Wall Street closely watches vehicle production because automakers count earnings from cars and trucks when they are manufactured and shipped to dealers, rather than when they are sold off dealer lots.
Ford, the second-largest U.S. automaker, said it expects vehicle production in North America during the first quarter next year to fall by 78,000 cars and trucks, or nearly 8 percent. Analysts had expected Ford to cut production about 5 or 6 percent.
"The slightly softer-than-expected production (cut) will weigh on the stock in the near-term, but we think the market will be reassured by what looks like healthy new model momentum at Ford's passenger car business," JP Morgan analyst Himanshu Patel said in a research note, referring to Ford's recent car launches.

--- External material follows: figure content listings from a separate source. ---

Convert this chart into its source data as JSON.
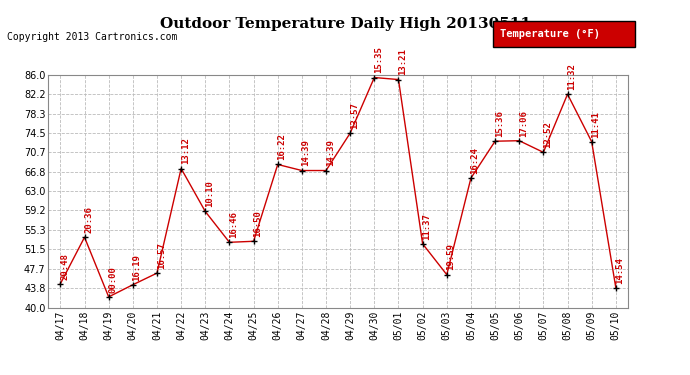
{
  "title": "Outdoor Temperature Daily High 20130511",
  "copyright": "Copyright 2013 Cartronics.com",
  "legend_label": "Temperature (°F)",
  "dates": [
    "04/17",
    "04/18",
    "04/19",
    "04/20",
    "04/21",
    "04/22",
    "04/23",
    "04/24",
    "04/25",
    "04/26",
    "04/27",
    "04/28",
    "04/29",
    "04/30",
    "05/01",
    "05/02",
    "05/03",
    "05/04",
    "05/05",
    "05/06",
    "05/07",
    "05/08",
    "05/09",
    "05/10"
  ],
  "values": [
    44.7,
    53.9,
    42.1,
    44.5,
    46.8,
    67.5,
    59.0,
    52.9,
    53.1,
    68.3,
    67.1,
    67.1,
    74.5,
    85.5,
    85.1,
    52.6,
    46.5,
    65.6,
    72.9,
    73.0,
    70.7,
    82.2,
    72.8,
    43.9
  ],
  "annotations": [
    "20:48",
    "20:36",
    "00:00",
    "16:19",
    "16:57",
    "13:12",
    "10:10",
    "16:46",
    "16:50",
    "16:22",
    "14:39",
    "14:39",
    "13:57",
    "15:35",
    "13:21",
    "11:37",
    "19:59",
    "16:24",
    "15:36",
    "17:06",
    "12:52",
    "11:32",
    "11:41",
    "14:54"
  ],
  "ylim": [
    40.0,
    86.0
  ],
  "yticks": [
    40.0,
    43.8,
    47.7,
    51.5,
    55.3,
    59.2,
    63.0,
    66.8,
    70.7,
    74.5,
    78.3,
    82.2,
    86.0
  ],
  "line_color": "#cc0000",
  "marker_color": "black",
  "annotation_color": "#cc0000",
  "bg_color": "#ffffff",
  "grid_color": "#bbbbbb",
  "title_fontsize": 11,
  "copyright_fontsize": 7,
  "annotation_fontsize": 6.5,
  "tick_fontsize": 7,
  "legend_bg": "#cc0000",
  "legend_text_color": "#ffffff",
  "legend_fontsize": 7.5
}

The production cuts suggest that Ford and GM now believe that higher incentives are no longer enough to boost sales and offset market-share losses, analysts said. Both Ford and GM have already cut production in the fourth quarter.
Ford reported its sixth straight month of weaker U.S. sales. Excluding its foreign brands such as Jaguar and some heavy-duty trucks, Ford sales fell 4.3 percent to 217,859 vehicles in November from 237,099 in the year-earlier period, despite the launch of its hotly anticipated new Mustang sports car. The results are adjusted to account for an extra selling day in November last year.

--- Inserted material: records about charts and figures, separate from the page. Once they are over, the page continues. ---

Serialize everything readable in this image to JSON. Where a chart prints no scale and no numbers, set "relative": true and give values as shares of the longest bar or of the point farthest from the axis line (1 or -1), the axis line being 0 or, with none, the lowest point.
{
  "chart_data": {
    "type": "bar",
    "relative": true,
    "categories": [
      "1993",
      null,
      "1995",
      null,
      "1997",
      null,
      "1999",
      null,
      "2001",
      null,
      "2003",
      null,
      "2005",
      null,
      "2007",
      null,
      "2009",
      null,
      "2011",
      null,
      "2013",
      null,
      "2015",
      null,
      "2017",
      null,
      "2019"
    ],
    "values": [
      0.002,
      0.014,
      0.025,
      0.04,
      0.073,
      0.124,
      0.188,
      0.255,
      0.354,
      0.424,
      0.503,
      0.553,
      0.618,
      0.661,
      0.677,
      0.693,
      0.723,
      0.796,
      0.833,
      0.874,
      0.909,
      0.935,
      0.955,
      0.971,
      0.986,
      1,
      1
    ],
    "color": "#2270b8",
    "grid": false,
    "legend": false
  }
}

GM, the world's largest automaker, said it expects to manufacture 95,000 fewer vehicles in North America in the first quarter next year, down about 7.1 percent from the first quarter this year. Analysts had generally expected GM to cut production by around 6 percent.
GM's U.S. sales, excluding its Saab brand and some medium- and heavy-duty trucks, fell 13 percent in November to 297,355 cars and trucks. Consumers may have postponed purchases until December, when GM and other automakers traditionally launch year-end incentives, analysts said.

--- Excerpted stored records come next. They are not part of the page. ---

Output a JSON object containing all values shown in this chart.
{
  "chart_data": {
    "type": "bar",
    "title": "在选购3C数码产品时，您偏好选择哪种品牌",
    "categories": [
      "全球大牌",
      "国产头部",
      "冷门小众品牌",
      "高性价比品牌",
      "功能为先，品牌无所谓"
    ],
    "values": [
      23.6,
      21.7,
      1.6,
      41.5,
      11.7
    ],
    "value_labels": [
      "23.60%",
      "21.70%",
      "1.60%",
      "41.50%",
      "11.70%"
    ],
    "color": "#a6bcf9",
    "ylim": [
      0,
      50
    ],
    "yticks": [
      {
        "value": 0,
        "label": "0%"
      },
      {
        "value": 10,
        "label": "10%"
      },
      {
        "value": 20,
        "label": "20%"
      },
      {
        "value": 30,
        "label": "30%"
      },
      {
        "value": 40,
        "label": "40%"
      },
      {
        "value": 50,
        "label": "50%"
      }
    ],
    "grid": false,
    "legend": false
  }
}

All sales results are adjusted for an extra selling day in November last year.
Accompanied by heavy advertising, GM launched its "Lock 'n Roll" incentive offer in early November, giving consumers the chance to lock in current financing rates on both a new 2005 model-year vehicle bought in November, and a second GM model bought years later. But Paul Ballew, GM's head of sales and industry analysis, said "Lock 'n Roll" did not meet GM's expectations.
Chrysler reported its seventh consecutive month of stronger sales, with a gain of 8.8 percent, driven by the success of the new Chrysler 300, the highly touted large sedan.
Analysts expect industry sales to fall to a seasonally adjusted annual rate of around 16.5 million, down from 16.9 million in both October and November last year. Many consumers may have postponed buying a new car or truck until December, when automakers are expected to raise incentives further in order to meet annual sales targets, analysts said.
Japan's Nissan Motor Co. Ltd. (search) posted another month of double-digit gains, with a rise of 31 percent in vehicle sales. Strong sales of Nissan's new Pathfinder sport utility vehicle helped boost results, the automaker said.
Sales for Toyota rose 8.8 percent, Honda climbed 3.1 percent while Germany's BMW AG was flat.